One such group, the New York City-based company Food + Tech Connect, held its second annual Hack/Meat brainstorming/tinkering session last weekend. The event was designed to “develop technologies that help bridge the divide between pasture and plate."
About 250 techy types, investors, meat producers, and farmers gathered on the Stanford University campus for a weekend of coding and design. Organizers presented the attendees with a series of challenges, and a panel of judges selected winners who shared cash and in-kind prizes valued at $125,000.
The winner was an intriguing concept called Farmstacker, which the developers describe as “an eHarmony or AirBnb” for farmers. As co-creator and farmer Kevin Watt explained to me, this service would facilitate multiple uses of the same land for different styles of farming. For example, Farmstacker could link up a grass-fed cow farmer with a pastured poultry farmer to “take turns” on the same field. First the cows graze and then, while the field recovers, the chickens can come in and hunt, peck, and fertilize. It could come in handy, considering that access to land is a big problem for farmers, especially young ones.

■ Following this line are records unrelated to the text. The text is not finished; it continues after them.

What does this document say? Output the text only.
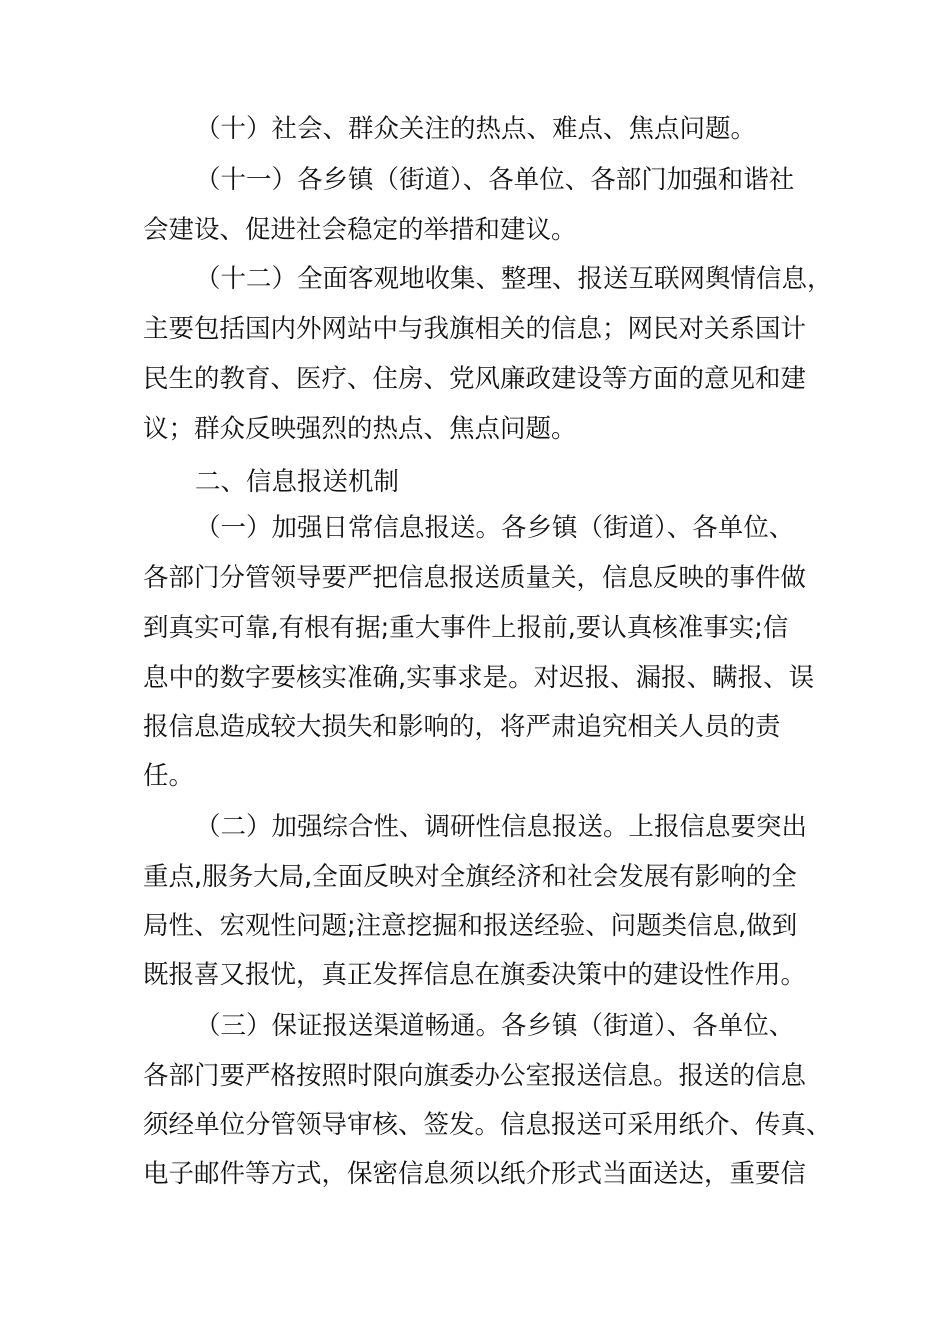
（十）社会、群众关注的热点、难点、焦点问题。
（十一）各乡镇（街道）、各单位、各部门加强和谐社
会建设、促进社会稳定的举措和建议。
（十二）全面客观地收集、整理、报送互联网舆情信息，
主要包括国内外网站中与我旗相关的信息；网民对关系国计
民生的教育、医疗、住房、党风廉政建设等方面的意见和建
议；群众反映强烈的热点、焦点问题。
二、信息报送机制
（一）加强日常信息报送。各乡镇（街道）、各单位、
各部门分管领导要严把信息报送质量关，信息反映的事件做
到真实可靠,有根有据;重大事件上报前,要认真核准事实;信
息中的数字要核实准确,实事求是。对迟报、漏报、瞒报、误
报信息造成较大损失和影响的，将严肃追究相关人员的责
任。
（二）加强综合性、调研性信息报送。上报信息要突出
重点,服务大局,全面反映对全旗经济和社会发展有影响的全
局性、宏观性问题;注意挖掘和报送经验、问题类信息,做到
既报喜又报忧，真正发挥信息在旗委决策中的建设性作用。
（三）保证报送渠道畅通。各乡镇（街道）、各单位、
各部门要严格按照时限向旗委办公室报送信息。报送的信息
须经单位分管领导审核、签发。信息报送可采用纸介、传真、
电子邮件等方式，保密信息须以纸介形式当面送达，重要信
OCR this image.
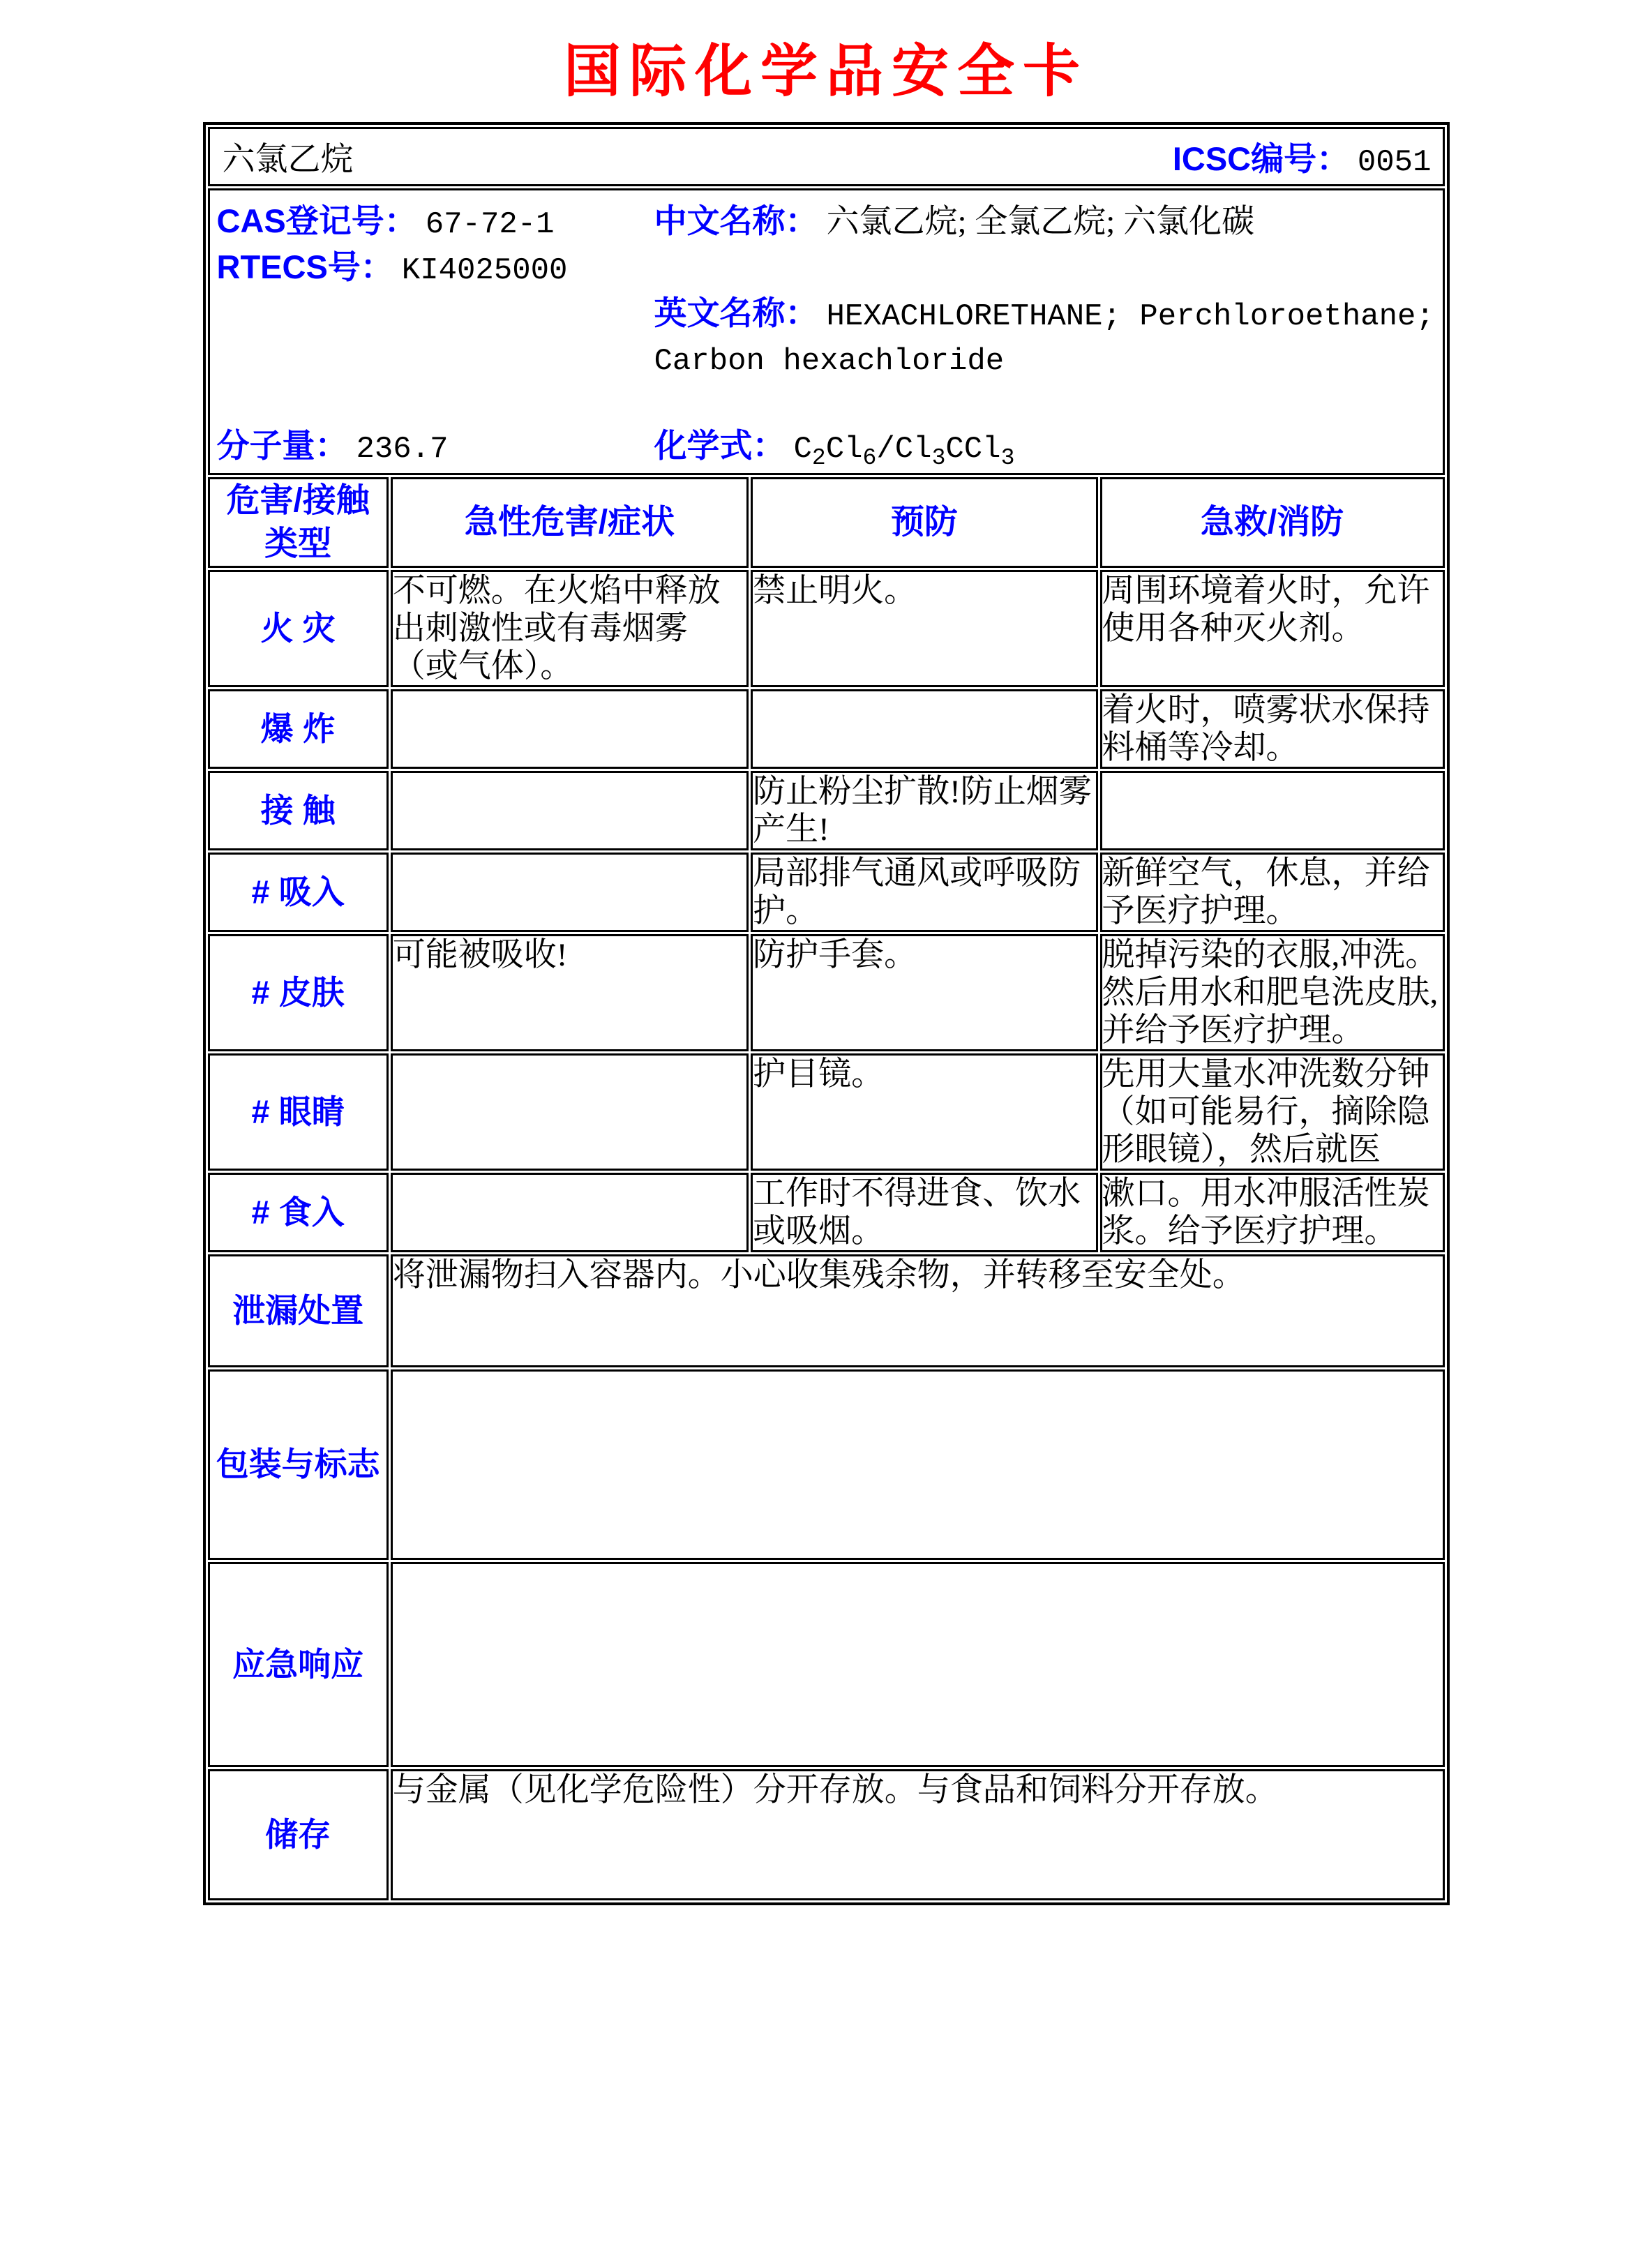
国际化学品安全卡
六氯乙烷 ICSC编号： 0051			

CAS登记号： 67-72-1
RTECS号： KI4025000
分子量： 236.7
中文名称： 六氯乙烷; 全氯乙烷; 六氯化碳
英文名称： HEXACHLORETHANE; Perchloroethane; Carbon hexachloride
化学式： $C_2Cl_6/Cl_3CCl_3$

危害/接触 类型	急性危害/症状	预防	急救/消防
火 灾	不可燃。在火焰中释放出刺激性或有毒烟雾（或气体）。	禁止明火。	周围环境着火时，允许使用各种灭火剂。
爆 炸			着火时，喷雾状水保持料桶等冷却。
接 触		防止粉尘扩散!防止烟雾产生!	
# 吸入		局部排气通风或呼吸防护。	新鲜空气，休息，并给予医疗护理。
# 皮肤	可能被吸收!	防护手套。	脱掉污染的衣服,冲洗。然后用水和肥皂洗皮肤,并给予医疗护理。
# 眼睛		护目镜。	先用大量水冲洗数分钟（如可能易行，摘除隐形眼镜），然后就医
# 食入		工作时不得进食、饮水或吸烟。	漱口。用水冲服活性炭浆。给予医疗护理。
泄漏处置	将泄漏物扫入容器内。小心收集残余物，并转移至安全处。		
包装与标志			
应急响应			
储存	与金属（见化学危险性）分开存放。与食品和饲料分开存放。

Farmstacker was one of the few apps to come out of the hackathon that focused on producers rather than consumers. Other award winners included an app to help “cow sharing” and a Google Glass app (built by engineers from Google) that lets you “scan” meat products at the supermarket to get ratings on GMO content or use of antibiotics.
Cool, right? But while access to land is an issue, and bringing farmers into the sharing economy is a great idea, these seem like small-bore solutions to big problems. Now to be fair, the Hack/Meat organizers never said they were going to solve the world's hunger crisis, but it raises some interesting questions about where our time and resources are best spent, and what the future of agriculture will look like.